Cardiovascular disease is the leading cause of death worldwide
Certain chemicals produced by gut bacteria to digest red meat increase the risk of cardiovascular disease
Consumption of fish, poultry and eggs was not significantly associated with an increased risk of cardiovascular disease
Chemicals produced in the digestive tract by gut microbes after eating red meat may help explain part of the increased risk of cardiovascular disease (CVD) associated with the consumption of this foodaccording to a new study published in the scientific journal Arteriosclerosis, Thrombosis, and Vascular Biology.
In the whole world, cardiovascular disease is the leading cause of death. Although the risk of developing cardiovascular disease, including heart attack and stroke, increases with age, other risk factors are influenced by lifestyle.
Lifestyle and behaviors known to improve cardiovascular health include eating healthy foods, especially fruits and vegetables; regular physical activity; get enough sleep; maintain a healthy body weight; stop smoking; and control high blood pressure, high cholesterol and blood sugar.
“Most of the attention to red meat consumption and health has focused on levels of dietary saturated fat and blood cholesterol. Based on our findings, new interventions may be useful to target the interactions between red meat and the gut microbiome to help us find ways to reduce cardiovascular risk,” said study co-author Dr. Meng Wang, postdoctoral researcher at the Friedman School of Nutrition Science and Policy. from Tufts University in Boston.
Previous research has shown that certain metabolites (chemical by-products of food digestion) are associated with an increased risk of cardiovascular disease. One of these metabolites is TMAO, or trimethylamine N-oxide, produced by intestinal bacteria to digest red meat It contains large amounts of the chemical L-carnitine.
Elevated levels of TMAO in the blood of humans may be associated with an increased risk of cardiovascular disease, chronic kidney disease, and type 2 diabetes. However, it remains unclear whether TMAO and related metabolites derived from L -carnitine may help explain the effects of red. meat consumption on cardiovascular risk, and to what extent they may contribute to the cardiovascular risk associated with meat consumption.

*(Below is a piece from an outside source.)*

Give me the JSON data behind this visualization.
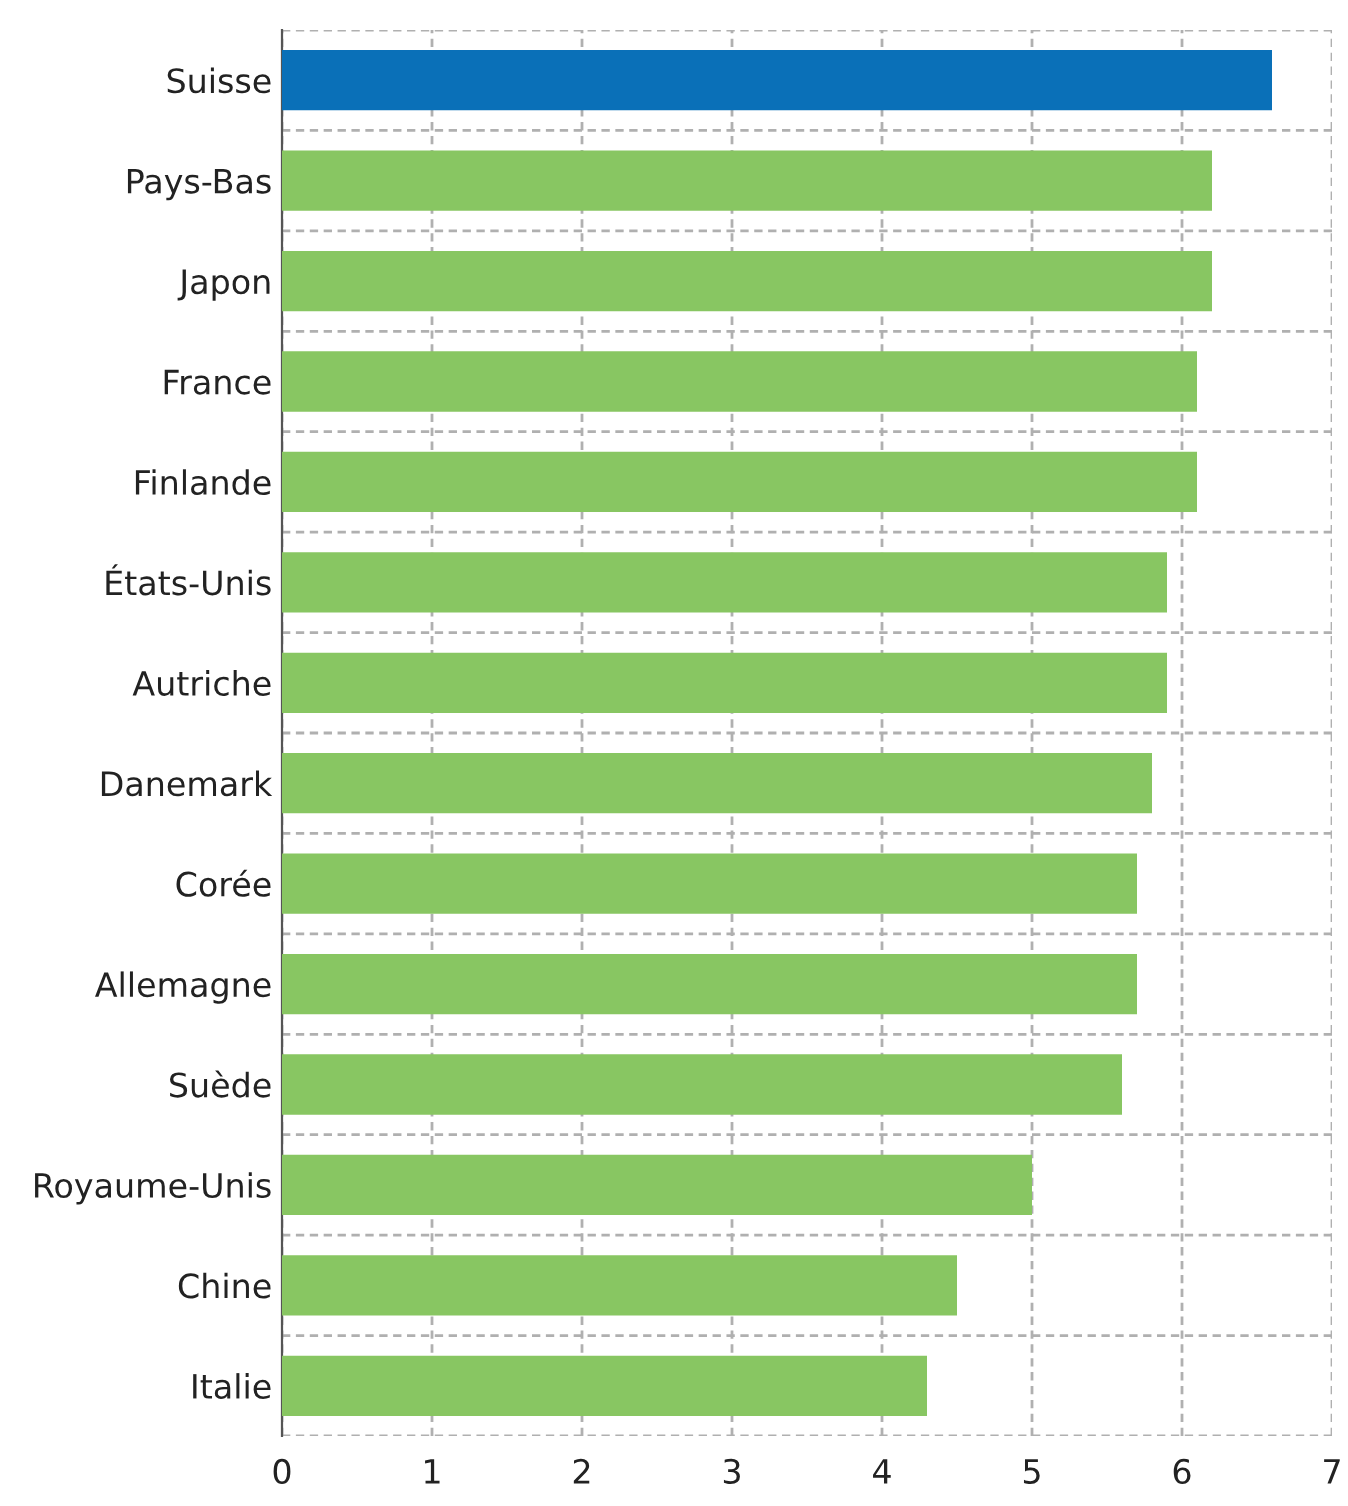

To understand these questions, the researchers who conducted this study measured the levels of the metabolites in blood samples. They also looked at whether blood sugar, inflammation, blood pressure and blood cholesterol could explain the elevated cardiovascular risk associated with red meat consumption.

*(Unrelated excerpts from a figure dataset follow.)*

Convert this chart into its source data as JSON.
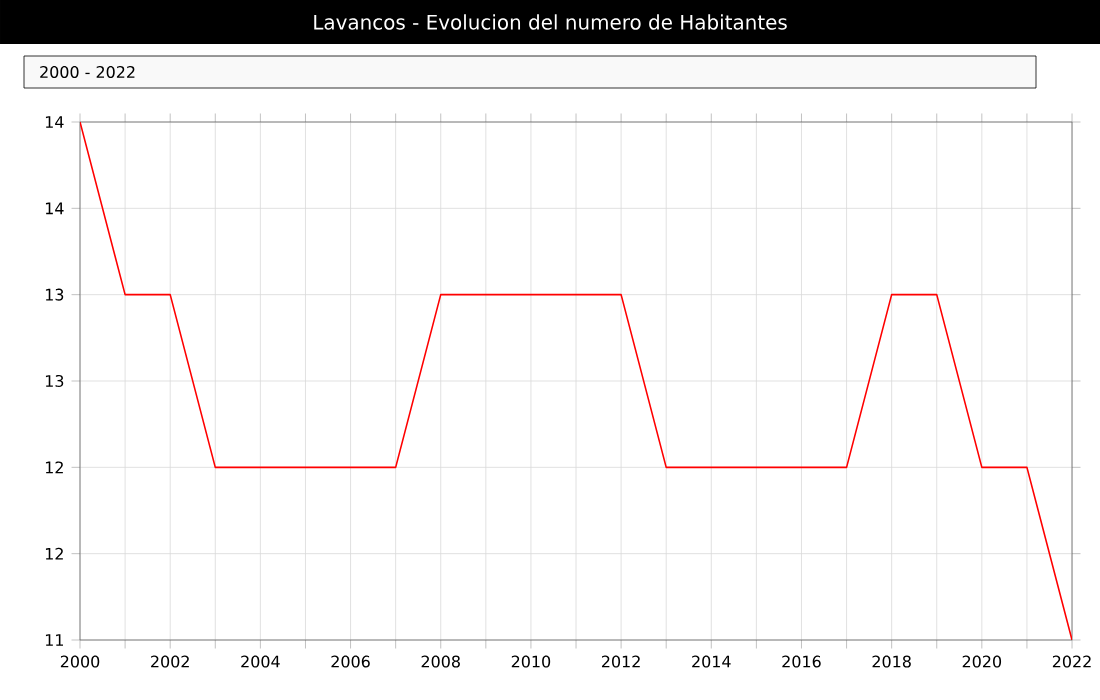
{
  "chart_data": {
    "type": "line",
    "title": "Lavancos - Evolucion del numero de Habitantes",
    "subtitle": "2000 - 2022",
    "x": [
      2000,
      2001,
      2002,
      2003,
      2004,
      2005,
      2006,
      2007,
      2008,
      2009,
      2010,
      2011,
      2012,
      2013,
      2014,
      2015,
      2016,
      2017,
      2018,
      2019,
      2020,
      2021,
      2022
    ],
    "series": [
      {
        "color": "#ff0000",
        "values": [
          14,
          13,
          13,
          12,
          12,
          12,
          12,
          12,
          13,
          13,
          13,
          13,
          13,
          12,
          12,
          12,
          12,
          12,
          13,
          13,
          12,
          12,
          11
        ]
      }
    ],
    "xlim": [
      2000,
      2022
    ],
    "xticks": [
      2000,
      {
        "value": 2001,
        "label": null
      },
      2002,
      {
        "value": 2003,
        "label": null
      },
      2004,
      {
        "value": 2005,
        "label": null
      },
      2006,
      {
        "value": 2007,
        "label": null
      },
      2008,
      {
        "value": 2009,
        "label": null
      },
      2010,
      {
        "value": 2011,
        "label": null
      },
      2012,
      {
        "value": 2013,
        "label": null
      },
      2014,
      {
        "value": 2015,
        "label": null
      },
      2016,
      {
        "value": 2017,
        "label": null
      },
      2018,
      {
        "value": 2019,
        "label": null
      },
      2020,
      {
        "value": 2021,
        "label": null
      },
      2022
    ],
    "ylim": [
      11,
      14
    ],
    "yticks": [
      11,
      {
        "value": 11.5,
        "label": "12"
      },
      12,
      {
        "value": 12.5,
        "label": "13"
      },
      13,
      {
        "value": 13.5,
        "label": "14"
      },
      14
    ],
    "grid": true,
    "marker": "none",
    "line_style": "solid"
  }
}
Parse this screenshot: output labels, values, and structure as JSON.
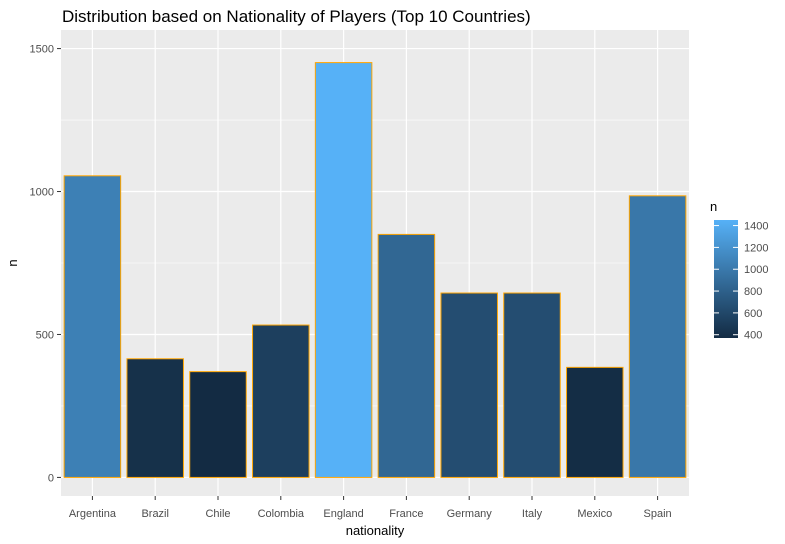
{
  "chart_data": {
    "type": "bar",
    "title": "Distribution based on Nationality of Players (Top 10 Countries)",
    "xlabel": "nationality",
    "ylabel": "n",
    "categories": [
      "Argentina",
      "Brazil",
      "Chile",
      "Colombia",
      "England",
      "France",
      "Germany",
      "Italy",
      "Mexico",
      "Spain"
    ],
    "values": [
      1055,
      415,
      370,
      533,
      1451,
      850,
      645,
      645,
      385,
      985
    ],
    "ylim": [
      -65,
      1565
    ],
    "yticks": [
      0,
      500,
      1000,
      1500
    ],
    "grid": true,
    "bar_border_color": "#FFA500",
    "panel_background": "#EBEBEB",
    "gradient": {
      "low": "#132B43",
      "high": "#56B1F7",
      "range": [
        370,
        1451
      ]
    },
    "legend": {
      "title": "n",
      "position": "right",
      "labels": [
        "1400",
        "1200",
        "1000",
        "800",
        "600",
        "400"
      ],
      "values": [
        1400,
        1200,
        1000,
        800,
        600,
        400
      ]
    }
  }
}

Study participants were nearly 4,000 of the 5,888 adults originally recruited between 1989 and 1990 for the US Heart Health Study. Participants selected for the present study were free of clinical cardiovascular disease at the time of enrollment.
The average age of participants at enrollment was 73 years old, nearly two-thirds of participants were female, and 88% of participants identified as white. The median duration of participant follow-up was 12.5 years, and up to 26 years in some cases.
Participants’ medical histories, lifestyle, health conditions, and sociodemographic characteristics, such as family income, education, and age, were assessed during follow-up appointments.
Various blood biomarkers were measured at the start of the study and again in 1996-1997. Fasting blood samples stored frozen at -80°C were tested for levels of several gut microbiomes associated with red meat consumption, including TMAO, gamma-butyrobetaine, and crotonobetaine.
In addition, all study participants completed two validated food frequency questionnaires about their usual eating habits, including consumption of red meat, processed meat, fish, poultry, and eggs, at the start of the study and again between 1995 and 1996. .
In the first questionnaire, participants indicated how often, on average, over the past 12 months they had consumed certain amounts of various foods, ranging from “never” to “almost every day or at least five times a week”. based on average portion sizes, which varied by food source.
In the second questionnaire, a frequency of ten categories of average intake over the past 12 months was used, ranging from “never or less than once a month” to “more than six servings a day”, with sizes of defined standard portions.
For the analyses, the researchers compared the risk of cardiovascular disease among participants who ate different amounts of animal foods (i.e. red meat, processed meat, fish, chicken and eggs).
What did they discover?
They found that eating more meat, especially red meat and processed meat, was associated with an increased risk of atherosclerotic cardiovascular disease: 22% increased risk for every 1.1 servings per day.
According to the authors, the increase in TMAO and related metabolites found in the blood accounted for about a tenth of this elevated risk. They also noted that blood sugar and general pathways of inflammation may help explain the links between red meat consumption and cardiovascular disease.
Blood sugar and inflammation also appear to be more important in the link between red meat consumption and cardiovascular disease than pathways related to blood cholesterol or blood pressure. Consumption of fish, poultry and eggs was not significantly associated with an increased risk of cardiovascular disease.
“Research is needed to better understand the potential health effects of L-carnitine and other substances found in red meat, such as heme iron, which have been linked to type 2 diabetes, rather than just focus on saturated fat,” says Wang.